Journal of Advocacy, Research and Education, 2020, 7(1): 36-42.

Abstract:
The study investigated the extent of Ethiopian higher education expansions policies and its program diversification responding to the local market demands and realities on the ground. The study explored a range of literature on Ethiopian higher education policy scenarios within national development policies. The study was guided by one research question: To what extent the expansion policy and program diversifications in Ethiopia higher education responded to the demands and realities of the local economy? The literature review, document survey, and focus group discussions were used to examine the expansions policies and their program diversification processes.

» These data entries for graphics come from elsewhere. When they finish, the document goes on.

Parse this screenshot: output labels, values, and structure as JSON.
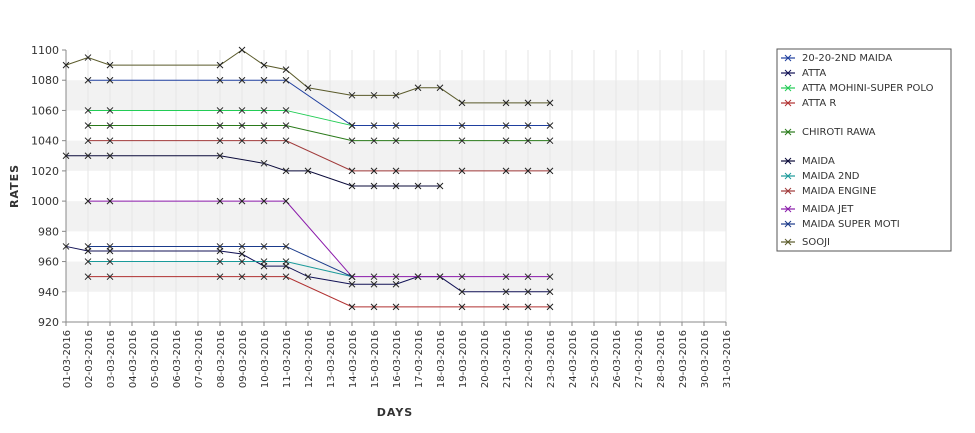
{
  "chart_data": {
    "type": "line",
    "title": "",
    "xlabel": "DAYS",
    "ylabel": "RATES",
    "ylim": [
      920,
      1100
    ],
    "yticks": [
      920,
      940,
      960,
      980,
      1000,
      1020,
      1040,
      1060,
      1080,
      1100
    ],
    "grid": "alternating horizontal bands",
    "legend_position": "right",
    "x": [
      "01-03-2016",
      "02-03-2016",
      "03-03-2016",
      "04-03-2016",
      "05-03-2016",
      "06-03-2016",
      "07-03-2016",
      "08-03-2016",
      "09-03-2016",
      "10-03-2016",
      "11-03-2016",
      "12-03-2016",
      "13-03-2016",
      "14-03-2016",
      "15-03-2016",
      "16-03-2016",
      "17-03-2016",
      "18-03-2016",
      "19-03-2016",
      "20-03-2016",
      "21-03-2016",
      "22-03-2016",
      "23-03-2016",
      "24-03-2016",
      "25-03-2016",
      "26-03-2016",
      "27-03-2016",
      "28-03-2016",
      "29-03-2016",
      "30-03-2016",
      "31-03-2016"
    ],
    "series": [
      {
        "name": "20-20-2ND MAIDA",
        "color": "#1f3f9f",
        "points": [
          [
            "02-03-2016",
            1080
          ],
          [
            "03-03-2016",
            1080
          ],
          [
            "08-03-2016",
            1080
          ],
          [
            "09-03-2016",
            1080
          ],
          [
            "10-03-2016",
            1080
          ],
          [
            "11-03-2016",
            1080
          ],
          [
            "14-03-2016",
            1050
          ],
          [
            "15-03-2016",
            1050
          ],
          [
            "16-03-2016",
            1050
          ],
          [
            "19-03-2016",
            1050
          ],
          [
            "21-03-2016",
            1050
          ],
          [
            "22-03-2016",
            1050
          ],
          [
            "23-03-2016",
            1050
          ]
        ]
      },
      {
        "name": "ATTA",
        "color": "#111155",
        "points": [
          [
            "01-03-2016",
            970
          ],
          [
            "02-03-2016",
            967
          ],
          [
            "03-03-2016",
            967
          ],
          [
            "08-03-2016",
            967
          ],
          [
            "09-03-2016",
            965
          ],
          [
            "10-03-2016",
            957
          ],
          [
            "11-03-2016",
            957
          ],
          [
            "12-03-2016",
            950
          ],
          [
            "14-03-2016",
            945
          ],
          [
            "15-03-2016",
            945
          ],
          [
            "16-03-2016",
            945
          ],
          [
            "17-03-2016",
            950
          ],
          [
            "18-03-2016",
            950
          ],
          [
            "19-03-2016",
            940
          ],
          [
            "21-03-2016",
            940
          ],
          [
            "22-03-2016",
            940
          ],
          [
            "23-03-2016",
            940
          ]
        ]
      },
      {
        "name": "ATTA MOHINI-SUPER POLO",
        "color": "#22cc55",
        "points": [
          [
            "02-03-2016",
            1060
          ],
          [
            "03-03-2016",
            1060
          ],
          [
            "08-03-2016",
            1060
          ],
          [
            "09-03-2016",
            1060
          ],
          [
            "10-03-2016",
            1060
          ],
          [
            "11-03-2016",
            1060
          ],
          [
            "14-03-2016",
            1050
          ]
        ]
      },
      {
        "name": "ATTA R",
        "color": "#b03030",
        "points": [
          [
            "02-03-2016",
            950
          ],
          [
            "03-03-2016",
            950
          ],
          [
            "08-03-2016",
            950
          ],
          [
            "09-03-2016",
            950
          ],
          [
            "10-03-2016",
            950
          ],
          [
            "11-03-2016",
            950
          ],
          [
            "14-03-2016",
            930
          ],
          [
            "15-03-2016",
            930
          ],
          [
            "16-03-2016",
            930
          ],
          [
            "19-03-2016",
            930
          ],
          [
            "21-03-2016",
            930
          ],
          [
            "22-03-2016",
            930
          ],
          [
            "23-03-2016",
            930
          ]
        ]
      },
      {
        "name": "CHIROTI RAWA",
        "color": "#2a7a1a",
        "points": [
          [
            "02-03-2016",
            1050
          ],
          [
            "03-03-2016",
            1050
          ],
          [
            "08-03-2016",
            1050
          ],
          [
            "09-03-2016",
            1050
          ],
          [
            "10-03-2016",
            1050
          ],
          [
            "11-03-2016",
            1050
          ],
          [
            "14-03-2016",
            1040
          ],
          [
            "15-03-2016",
            1040
          ],
          [
            "16-03-2016",
            1040
          ],
          [
            "19-03-2016",
            1040
          ],
          [
            "21-03-2016",
            1040
          ],
          [
            "22-03-2016",
            1040
          ],
          [
            "23-03-2016",
            1040
          ]
        ]
      },
      {
        "name": "MAIDA",
        "color": "#0a0a3a",
        "points": [
          [
            "01-03-2016",
            1030
          ],
          [
            "02-03-2016",
            1030
          ],
          [
            "03-03-2016",
            1030
          ],
          [
            "08-03-2016",
            1030
          ],
          [
            "10-03-2016",
            1025
          ],
          [
            "11-03-2016",
            1020
          ],
          [
            "12-03-2016",
            1020
          ],
          [
            "14-03-2016",
            1010
          ],
          [
            "15-03-2016",
            1010
          ],
          [
            "16-03-2016",
            1010
          ],
          [
            "17-03-2016",
            1010
          ],
          [
            "18-03-2016",
            1010
          ]
        ]
      },
      {
        "name": "MAIDA 2ND",
        "color": "#1a9a9a",
        "points": [
          [
            "02-03-2016",
            960
          ],
          [
            "03-03-2016",
            960
          ],
          [
            "08-03-2016",
            960
          ],
          [
            "09-03-2016",
            960
          ],
          [
            "10-03-2016",
            960
          ],
          [
            "11-03-2016",
            960
          ],
          [
            "14-03-2016",
            950
          ]
        ]
      },
      {
        "name": "MAIDA ENGINE",
        "color": "#a03a3a",
        "points": [
          [
            "02-03-2016",
            1040
          ],
          [
            "03-03-2016",
            1040
          ],
          [
            "08-03-2016",
            1040
          ],
          [
            "09-03-2016",
            1040
          ],
          [
            "10-03-2016",
            1040
          ],
          [
            "11-03-2016",
            1040
          ],
          [
            "14-03-2016",
            1020
          ],
          [
            "15-03-2016",
            1020
          ],
          [
            "16-03-2016",
            1020
          ],
          [
            "19-03-2016",
            1020
          ],
          [
            "21-03-2016",
            1020
          ],
          [
            "22-03-2016",
            1020
          ],
          [
            "23-03-2016",
            1020
          ]
        ]
      },
      {
        "name": "MAIDA JET",
        "color": "#8a1aaa",
        "points": [
          [
            "02-03-2016",
            1000
          ],
          [
            "03-03-2016",
            1000
          ],
          [
            "08-03-2016",
            1000
          ],
          [
            "09-03-2016",
            1000
          ],
          [
            "10-03-2016",
            1000
          ],
          [
            "11-03-2016",
            1000
          ],
          [
            "14-03-2016",
            950
          ],
          [
            "15-03-2016",
            950
          ],
          [
            "16-03-2016",
            950
          ],
          [
            "17-03-2016",
            950
          ],
          [
            "18-03-2016",
            950
          ],
          [
            "19-03-2016",
            950
          ],
          [
            "21-03-2016",
            950
          ],
          [
            "22-03-2016",
            950
          ],
          [
            "23-03-2016",
            950
          ]
        ]
      },
      {
        "name": "MAIDA SUPER MOTI",
        "color": "#1a3a8a",
        "points": [
          [
            "02-03-2016",
            970
          ],
          [
            "03-03-2016",
            970
          ],
          [
            "08-03-2016",
            970
          ],
          [
            "09-03-2016",
            970
          ],
          [
            "10-03-2016",
            970
          ],
          [
            "11-03-2016",
            970
          ],
          [
            "14-03-2016",
            950
          ]
        ]
      },
      {
        "name": "SOOJI",
        "color": "#5a5a2a",
        "points": [
          [
            "01-03-2016",
            1090
          ],
          [
            "02-03-2016",
            1095
          ],
          [
            "03-03-2016",
            1090
          ],
          [
            "08-03-2016",
            1090
          ],
          [
            "09-03-2016",
            1100
          ],
          [
            "10-03-2016",
            1090
          ],
          [
            "11-03-2016",
            1087
          ],
          [
            "12-03-2016",
            1075
          ],
          [
            "14-03-2016",
            1070
          ],
          [
            "15-03-2016",
            1070
          ],
          [
            "16-03-2016",
            1070
          ],
          [
            "17-03-2016",
            1075
          ],
          [
            "18-03-2016",
            1075
          ],
          [
            "19-03-2016",
            1065
          ],
          [
            "21-03-2016",
            1065
          ],
          [
            "22-03-2016",
            1065
          ],
          [
            "23-03-2016",
            1065
          ]
        ]
      }
    ]
  }
}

The findings of the study illustrate that the responsiveness of Ethiopia's higher education expansion policy brought a tremendous increase in enrolments within a short period. Moreover, the finding confirms that the Graduate Mix Policy resulted in poor program relevance and a graduate unemployment crisis. Based on the findings of the study, conclusions were made for policymakers to critically revisit the policy scenarios in Ethiopian higher education expansion, diversification, and relevance in line with national, regional, and global manpower demand.



5. Kofi Amoani Debrah
The Focus of Safety Research: A Brief Review

Journal of Advocacy, Research and Education, 2020, 7(1): 43-46.

Abstract:
In the area of safety climate, research has mostly focused on safety performance and its antecedents while improving safety performance has been the aim of practitioners in the area. Variables that are examined in safety research as a result of this shift mainly include safety culture, safety climate, safety knowledge, risk perception, management safety systems, and safety practices. Safety climate and safety culture are sometimes used interchangeably by researchers and professionals; these constructs are different though both are predictive measures of safety performance. Also, previous studies have mostly focused on establishing a safe climate and how the safety climate will influence measures of safety performance. This is because researchers often assume that since a relationship exists between safety performance and safety climate, any influence on the safety climate will directly affect safety performance. The problem is that very few of these studies examine the actual antecedents of safety performance. Hopefully, future studies can explore the relationships between safety climate and its established antecedents; safety knowledge, unsafe practice, and employee risk perception.